Injustice: Gods Among Us gives a lot of bang for your buck, with a solid fighter that suffers from a handful of competitive and online hiccups. Plenty of unlockables and a thorough array of single-player options will keep the game spinning in your systems, and a smart front end makes training fun. Since Injustice is using NetherRealm's HotFix system, expect steady updates for the next while as it's made into a tighter, more competitive experience. Injustice is so far the best fighting game experience of the year--it's not the fighting game we asked for, but it's the fighting game we deserve.
Oh the hell with it, you know what I meant.
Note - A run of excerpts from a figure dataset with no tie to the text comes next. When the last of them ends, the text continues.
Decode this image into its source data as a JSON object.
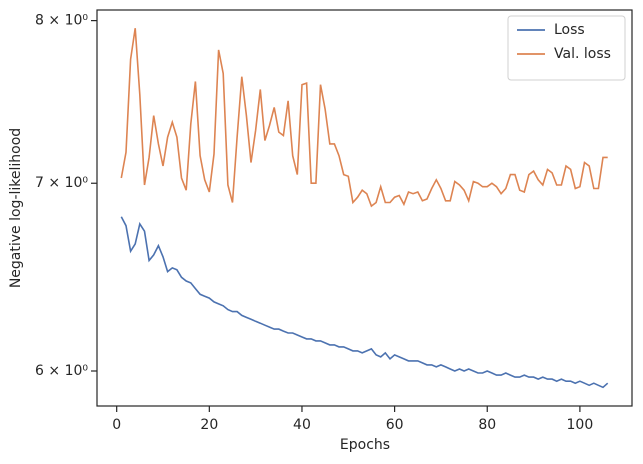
{
  "chart_data": {
    "type": "line",
    "xlabel": "Epochs",
    "ylabel": "Negative log-likelihood",
    "x": [
      1,
      2,
      3,
      4,
      5,
      6,
      7,
      8,
      9,
      10,
      11,
      12,
      13,
      14,
      15,
      16,
      17,
      18,
      19,
      20,
      21,
      22,
      23,
      24,
      25,
      26,
      27,
      28,
      29,
      30,
      31,
      32,
      33,
      34,
      35,
      36,
      37,
      38,
      39,
      40,
      41,
      42,
      43,
      44,
      45,
      46,
      47,
      48,
      49,
      50,
      51,
      52,
      53,
      54,
      55,
      56,
      57,
      58,
      59,
      60,
      61,
      62,
      63,
      64,
      65,
      66,
      67,
      68,
      69,
      70,
      71,
      72,
      73,
      74,
      75,
      76,
      77,
      78,
      79,
      80,
      81,
      82,
      83,
      84,
      85,
      86,
      87,
      88,
      89,
      90,
      91,
      92,
      93,
      94,
      95,
      96,
      97,
      98,
      99,
      100,
      101,
      102,
      103,
      104,
      105,
      106
    ],
    "series": [
      {
        "name": "Loss",
        "color": "#4c72b0",
        "values": [
          6.81,
          6.76,
          6.62,
          6.66,
          6.77,
          6.73,
          6.57,
          6.6,
          6.65,
          6.59,
          6.51,
          6.53,
          6.52,
          6.48,
          6.46,
          6.45,
          6.42,
          6.39,
          6.38,
          6.37,
          6.35,
          6.34,
          6.33,
          6.31,
          6.3,
          6.3,
          6.28,
          6.27,
          6.26,
          6.25,
          6.24,
          6.23,
          6.22,
          6.21,
          6.21,
          6.2,
          6.19,
          6.19,
          6.18,
          6.17,
          6.16,
          6.16,
          6.15,
          6.15,
          6.14,
          6.13,
          6.13,
          6.12,
          6.12,
          6.11,
          6.1,
          6.1,
          6.09,
          6.1,
          6.11,
          6.08,
          6.07,
          6.09,
          6.06,
          6.08,
          6.07,
          6.06,
          6.05,
          6.05,
          6.05,
          6.04,
          6.03,
          6.03,
          6.02,
          6.03,
          6.02,
          6.01,
          6.0,
          6.01,
          6.0,
          6.01,
          6.0,
          5.99,
          5.99,
          6.0,
          5.99,
          5.98,
          5.98,
          5.99,
          5.98,
          5.97,
          5.97,
          5.98,
          5.97,
          5.97,
          5.96,
          5.97,
          5.96,
          5.96,
          5.95,
          5.96,
          5.95,
          5.95,
          5.94,
          5.95,
          5.94,
          5.93,
          5.94,
          5.93,
          5.92,
          5.94
        ]
      },
      {
        "name": "Val. loss",
        "color": "#dd8452",
        "values": [
          7.03,
          7.18,
          7.75,
          7.95,
          7.53,
          6.99,
          7.15,
          7.4,
          7.23,
          7.1,
          7.27,
          7.36,
          7.27,
          7.03,
          6.96,
          7.35,
          7.61,
          7.16,
          7.02,
          6.95,
          7.17,
          7.81,
          7.66,
          6.99,
          6.89,
          7.27,
          7.64,
          7.4,
          7.12,
          7.31,
          7.56,
          7.25,
          7.34,
          7.45,
          7.3,
          7.28,
          7.49,
          7.16,
          7.05,
          7.59,
          7.6,
          7.0,
          7.0,
          7.59,
          7.44,
          7.23,
          7.23,
          7.16,
          7.05,
          7.04,
          6.89,
          6.92,
          6.96,
          6.94,
          6.87,
          6.89,
          6.98,
          6.89,
          6.89,
          6.92,
          6.93,
          6.88,
          6.95,
          6.94,
          6.95,
          6.9,
          6.91,
          6.97,
          7.02,
          6.97,
          6.9,
          6.9,
          7.01,
          6.99,
          6.96,
          6.9,
          7.01,
          7.0,
          6.98,
          6.98,
          7.0,
          6.98,
          6.94,
          6.97,
          7.05,
          7.05,
          6.96,
          6.95,
          7.05,
          7.07,
          7.02,
          6.99,
          7.08,
          7.06,
          6.99,
          6.99,
          7.1,
          7.08,
          6.97,
          6.98,
          7.12,
          7.1,
          6.97,
          6.97,
          7.15,
          7.15
        ]
      }
    ],
    "xlim": [
      -4.25,
      111.25
    ],
    "xticks": [
      0,
      20,
      40,
      60,
      80,
      100
    ],
    "ylim": [
      5.83,
      8.07
    ],
    "ylog": true,
    "yticks": [
      {
        "value": 6,
        "label": "6 × 10⁰"
      },
      {
        "value": 7,
        "label": "7 × 10⁰"
      },
      {
        "value": 8,
        "label": "8 × 10⁰"
      }
    ],
    "grid": false,
    "legend": "upper right"
  }
}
Fighting game fans--and casuals especially--do yourself a favor and check out Injustice: Gods Among Us!
+ Fast, fierce gameplay is fun to play (and fun to watch!) for hardcore fighters and casual fans alike
+ Plenty of control and gameplay options to help you hone your skills and play the game exactly how you want to
+ Tons of single-player content and unlockables to keep players busy when they're not fighting through the online ranks
+ Story mode has great voice acting and plays out like a long JLA arc or DC Universe Animated Movie
+/- Sizable roster of heroes and villains from all across the DCU, but a little too Bat-heavy with a few questionable choices
- Weak netcode that prioritizes smooth animation over input delay
- Why the hell does Catwoman look like Kris Jenner?